Engagé par les plaignants, un hacker spécialisé en électronique automobile a réussi à extraire et décoder une puce du véhicule accidenté. L’opération, réalisée de manière presque anodine (assis à une table d’un Starbucks en Floride) a permis de révéler que les données existaient bel et bien. Mieux encore : elles étaient intactes et exploitables, contredisant directement les affirmations de Tesla. Face à ces preuves, Tesla a fini par reconnaître que les données étaient bien présentes… sur ses serveurs internes. Ce revirement a considérablement affaibli la défense de l’entreprise, qui a été accusée non seulement de manque de transparence, mais aussi de tentative de dissimulation.
Des années après qu'un conducteur Tesla utilisant Autopilot ait percuté un jeune couple en Floride en 2019, des données électroniques cruciales détaillant le déroulement de l'accident mortel avaient disparu. Ces informations étaient essentielles pour le procès pour homicide involontaire que le survivant et la famille de la victime intentaient contre Tesla, mais l'entreprise affirmait ne pas disposer de ces données.
C'est alors qu'un hacker autoproclamé, engagé par les plaignants pour décoder le contenu d'une puce récupérée dans le véhicule, l'a trouvée en sirotant un chocolat chaud Venti dans un Starbucks du sud de la Floride. Tesla a ensuite déclaré devant le tribunal qu'elle avait toujours eu ces données sur ses propres serveurs.
La découverte du hacker allait devenir un élément de preuve clé présenté lors d'un procès qui s'est ouvert le mois dernier devant la cour fédérale de Miami, qui a disséqué les derniers instants avant la collision et s'est soldé par un verdict historique de 243 millions de dollars contre l'entreprise.
Le rôle crucial et jusqu'alors méconnu du hacker dans l'accès à ces informations montre à quel point les données de Tesla sont précieuses lorsque sa technologie futuriste est impliquée dans un accident. Bien que Tesla ait déclaré avoir produit des données similaires dans d'autres litiges, le procès en Floride montre à quel point la perception par le jury de la coopération de Tesla dans la récupération de ces données peut influencer un jugement portant sur des centaines de millions de dollars.
La technologie d'aide à la conduite de l'entreprise comprend des fonctionnalités qui contrôlent automatiquement la vitesse et la direction d'une Tesla et sont programmées pour réagir lorsqu'un obstacle, tel qu'un autre véhicule ou un piéton, se trouve sur sa trajectoire. Le PDG de Tesla, Elon Musk, a qualifié son véhicule « d'ordinateur très sophistiqué sur roues » et a déclaré que Tesla était « autant une entreprise de logiciels qu'une entreprise de matériel informatique ». Il a présenté la version la plus avancée de l'aide à la conduite proposée aux consommateurs, Full Self-Driving, comme « la différence entre une Tesla qui vaut beaucoup d'argent et une Tesla qui ne vaut pratiquement rien ».

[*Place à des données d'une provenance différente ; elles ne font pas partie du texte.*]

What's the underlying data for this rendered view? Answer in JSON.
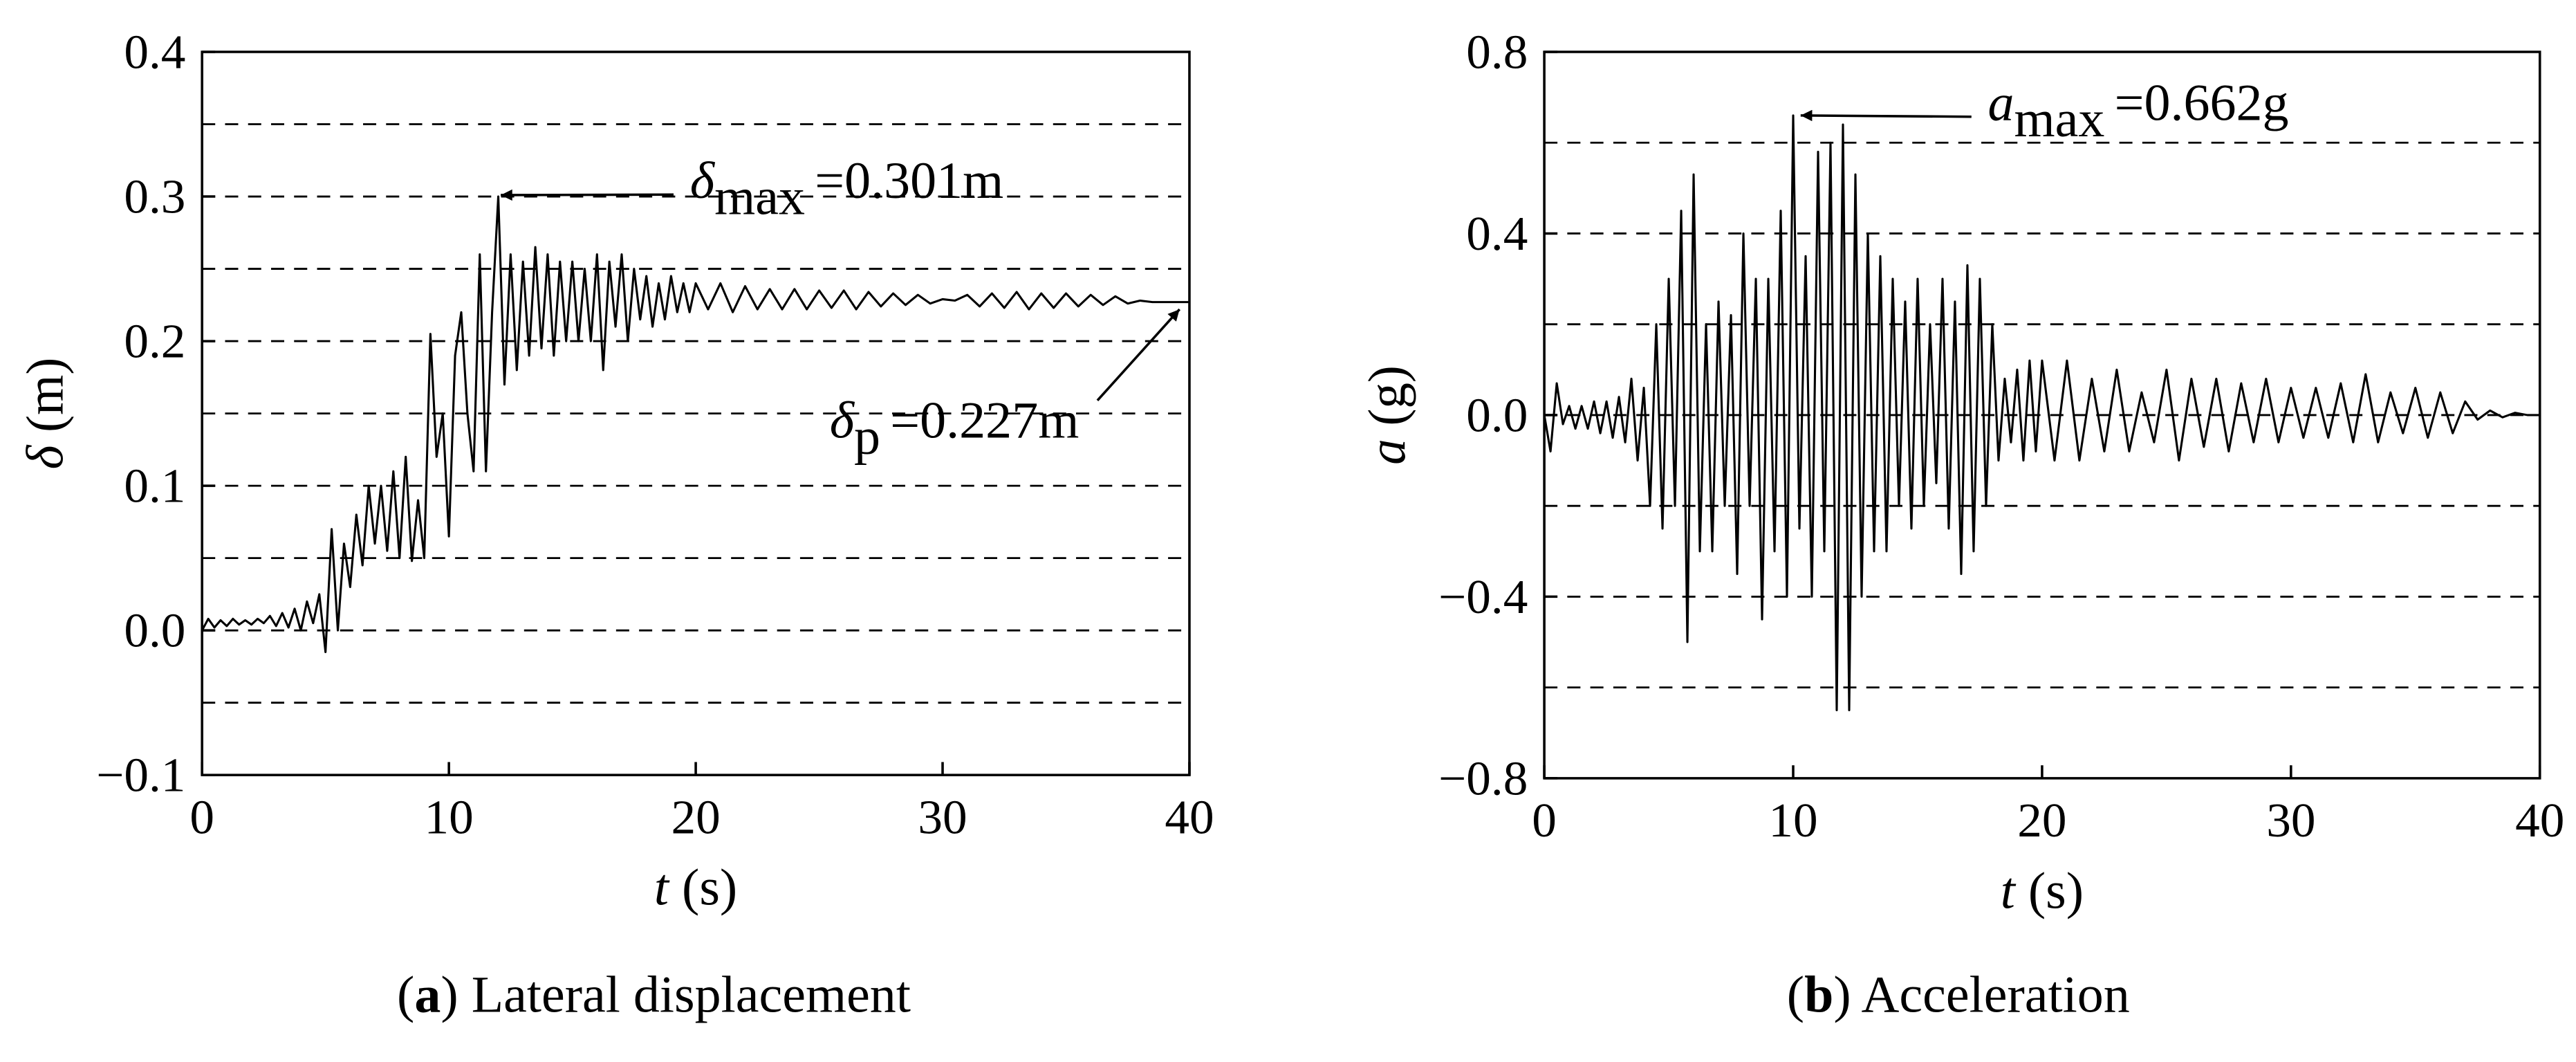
{
  "chart_data": [
    {
      "type": "line",
      "ylabel": {
        "symbol": "δ",
        "unit": "(m)"
      },
      "xlabel": {
        "symbol": "t",
        "unit": "(s)"
      },
      "caption": [
        "(",
        "a",
        ") Lateral displacement"
      ],
      "color": "#000000",
      "x": [
        0,
        0.25,
        0.5,
        0.75,
        1,
        1.25,
        1.5,
        1.75,
        2,
        2.25,
        2.5,
        2.75,
        3,
        3.25,
        3.5,
        3.75,
        4,
        4.25,
        4.5,
        4.75,
        5,
        5.25,
        5.5,
        5.75,
        6,
        6.25,
        6.5,
        6.75,
        7,
        7.25,
        7.5,
        7.75,
        8,
        8.25,
        8.5,
        8.75,
        9,
        9.25,
        9.5,
        9.75,
        10,
        10.25,
        10.5,
        10.75,
        11,
        11.25,
        11.5,
        11.75,
        12,
        12.25,
        12.5,
        12.75,
        13,
        13.25,
        13.5,
        13.75,
        14,
        14.25,
        14.5,
        14.75,
        15,
        15.25,
        15.5,
        15.75,
        16,
        16.25,
        16.5,
        16.75,
        17,
        17.25,
        17.5,
        17.75,
        18,
        18.25,
        18.5,
        18.75,
        19,
        19.25,
        19.5,
        19.75,
        20,
        20.5,
        21,
        21.5,
        22,
        22.5,
        23,
        23.5,
        24,
        24.5,
        25,
        25.5,
        26,
        26.5,
        27,
        27.5,
        28,
        28.5,
        29,
        29.5,
        30,
        30.5,
        31,
        31.5,
        32,
        32.5,
        33,
        33.5,
        34,
        34.5,
        35,
        35.5,
        36,
        36.5,
        37,
        37.5,
        38,
        38.5,
        39,
        39.5,
        40
      ],
      "values": [
        0,
        0.008,
        0.002,
        0.007,
        0.003,
        0.008,
        0.004,
        0.007,
        0.004,
        0.008,
        0.005,
        0.01,
        0.003,
        0.012,
        0.002,
        0.015,
        0,
        0.02,
        0.005,
        0.025,
        -0.015,
        0.07,
        0,
        0.06,
        0.03,
        0.08,
        0.045,
        0.1,
        0.06,
        0.1,
        0.055,
        0.11,
        0.05,
        0.12,
        0.048,
        0.09,
        0.05,
        0.205,
        0.12,
        0.15,
        0.065,
        0.19,
        0.22,
        0.15,
        0.11,
        0.26,
        0.11,
        0.22,
        0.3,
        0.17,
        0.26,
        0.18,
        0.255,
        0.19,
        0.265,
        0.195,
        0.26,
        0.19,
        0.255,
        0.2,
        0.255,
        0.2,
        0.25,
        0.2,
        0.26,
        0.18,
        0.255,
        0.21,
        0.26,
        0.2,
        0.25,
        0.215,
        0.245,
        0.21,
        0.24,
        0.215,
        0.245,
        0.22,
        0.24,
        0.22,
        0.24,
        0.222,
        0.24,
        0.22,
        0.238,
        0.222,
        0.236,
        0.222,
        0.236,
        0.222,
        0.235,
        0.223,
        0.235,
        0.222,
        0.234,
        0.224,
        0.233,
        0.225,
        0.232,
        0.226,
        0.229,
        0.228,
        0.232,
        0.224,
        0.233,
        0.223,
        0.234,
        0.222,
        0.233,
        0.223,
        0.233,
        0.224,
        0.232,
        0.225,
        0.231,
        0.226,
        0.228,
        0.227,
        0.227,
        0.227,
        0.227
      ],
      "xlim": [
        0,
        40
      ],
      "ylim": [
        -0.1,
        0.4
      ],
      "xticks": [
        0,
        10,
        20,
        30,
        40
      ],
      "yticks": [
        {
          "value": -0.1,
          "label": "−0.1"
        },
        {
          "value": 0,
          "label": "0.0"
        },
        0.1,
        0.2,
        0.3,
        0.4
      ],
      "grid_lines": [
        -0.05,
        0,
        0.05,
        0.1,
        0.15,
        0.2,
        0.25,
        0.3,
        0.35
      ],
      "annotations": [
        {
          "symbol": "δ",
          "subscript": "max",
          "text": "=0.301m",
          "point": [
            12.1,
            0.301
          ]
        },
        {
          "symbol": "δ",
          "subscript": "p",
          "text": "=0.227m",
          "point": [
            39.6,
            0.222
          ]
        }
      ]
    },
    {
      "type": "line",
      "ylabel": {
        "symbol": "a",
        "unit": "(g)"
      },
      "xlabel": {
        "symbol": "t",
        "unit": "(s)"
      },
      "caption": [
        "(",
        "b",
        ") Acceleration"
      ],
      "color": "#000000",
      "x": [
        0,
        0.25,
        0.5,
        0.75,
        1,
        1.25,
        1.5,
        1.75,
        2,
        2.25,
        2.5,
        2.75,
        3,
        3.25,
        3.5,
        3.75,
        4,
        4.25,
        4.5,
        4.75,
        5,
        5.25,
        5.5,
        5.75,
        6,
        6.25,
        6.5,
        6.75,
        7,
        7.25,
        7.5,
        7.75,
        8,
        8.25,
        8.5,
        8.75,
        9,
        9.25,
        9.5,
        9.75,
        10,
        10.25,
        10.5,
        10.75,
        11,
        11.25,
        11.5,
        11.75,
        12,
        12.25,
        12.5,
        12.75,
        13,
        13.25,
        13.5,
        13.75,
        14,
        14.25,
        14.5,
        14.75,
        15,
        15.25,
        15.5,
        15.75,
        16,
        16.25,
        16.5,
        16.75,
        17,
        17.25,
        17.5,
        17.75,
        18,
        18.25,
        18.5,
        18.75,
        19,
        19.25,
        19.5,
        19.75,
        20,
        20.5,
        21,
        21.5,
        22,
        22.5,
        23,
        23.5,
        24,
        24.5,
        25,
        25.5,
        26,
        26.5,
        27,
        27.5,
        28,
        28.5,
        29,
        29.5,
        30,
        30.5,
        31,
        31.5,
        32,
        32.5,
        33,
        33.5,
        34,
        34.5,
        35,
        35.5,
        36,
        36.5,
        37,
        37.5,
        38,
        38.5,
        39,
        39.5,
        40
      ],
      "values": [
        0,
        -0.08,
        0.07,
        -0.02,
        0.02,
        -0.03,
        0.02,
        -0.03,
        0.03,
        -0.04,
        0.03,
        -0.05,
        0.04,
        -0.06,
        0.08,
        -0.1,
        0.06,
        -0.2,
        0.2,
        -0.25,
        0.3,
        -0.2,
        0.45,
        -0.5,
        0.53,
        -0.3,
        0.2,
        -0.3,
        0.25,
        -0.2,
        0.22,
        -0.35,
        0.4,
        -0.2,
        0.3,
        -0.45,
        0.3,
        -0.3,
        0.45,
        -0.4,
        0.66,
        -0.25,
        0.35,
        -0.4,
        0.58,
        -0.3,
        0.6,
        -0.65,
        0.64,
        -0.65,
        0.53,
        -0.4,
        0.4,
        -0.3,
        0.35,
        -0.3,
        0.3,
        -0.2,
        0.25,
        -0.25,
        0.3,
        -0.2,
        0.2,
        -0.15,
        0.3,
        -0.25,
        0.25,
        -0.35,
        0.33,
        -0.3,
        0.3,
        -0.2,
        0.2,
        -0.1,
        0.08,
        -0.06,
        0.1,
        -0.1,
        0.12,
        -0.08,
        0.12,
        -0.1,
        0.12,
        -0.1,
        0.08,
        -0.08,
        0.1,
        -0.08,
        0.05,
        -0.06,
        0.1,
        -0.1,
        0.08,
        -0.07,
        0.08,
        -0.08,
        0.07,
        -0.06,
        0.08,
        -0.06,
        0.06,
        -0.05,
        0.06,
        -0.05,
        0.07,
        -0.06,
        0.09,
        -0.06,
        0.05,
        -0.04,
        0.06,
        -0.05,
        0.05,
        -0.04,
        0.03,
        -0.01,
        0.01,
        -0.005,
        0.005,
        0,
        0
      ],
      "xlim": [
        0,
        40
      ],
      "ylim": [
        -0.8,
        0.8
      ],
      "xticks": [
        0,
        10,
        20,
        30,
        40
      ],
      "yticks": [
        {
          "value": -0.8,
          "label": "−0.8"
        },
        {
          "value": -0.4,
          "label": "−0.4"
        },
        {
          "value": 0,
          "label": "0.0"
        },
        0.4,
        0.8
      ],
      "grid_lines": [
        -0.6,
        -0.4,
        -0.2,
        0,
        0.2,
        0.4,
        0.6
      ],
      "annotations": [
        {
          "symbol": "a",
          "subscript": "max",
          "text": "=0.662g",
          "point": [
            10.3,
            0.66
          ]
        }
      ]
    }
  ]
}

Les données recherchées par les plaignants, appelées en interne « instantané de collision », montraient exactement ce que les caméras du véhicule avaient détecté avant l'accident, y compris la jeune femme qui a été tuée. Les avocats des plaignants ont déclaré qu'ils pensaient que ces données présenteraient une image accablante des lacunes du système, et le hacker, qui depuis des années démontait les ordinateurs Autopilot et clonait leurs données, était convaincu qu'il pourrait les trouver.
Le hacker, connu en ligne sous le pseudonyme @greentheonly, n'a pas témoigné dans cette affaire.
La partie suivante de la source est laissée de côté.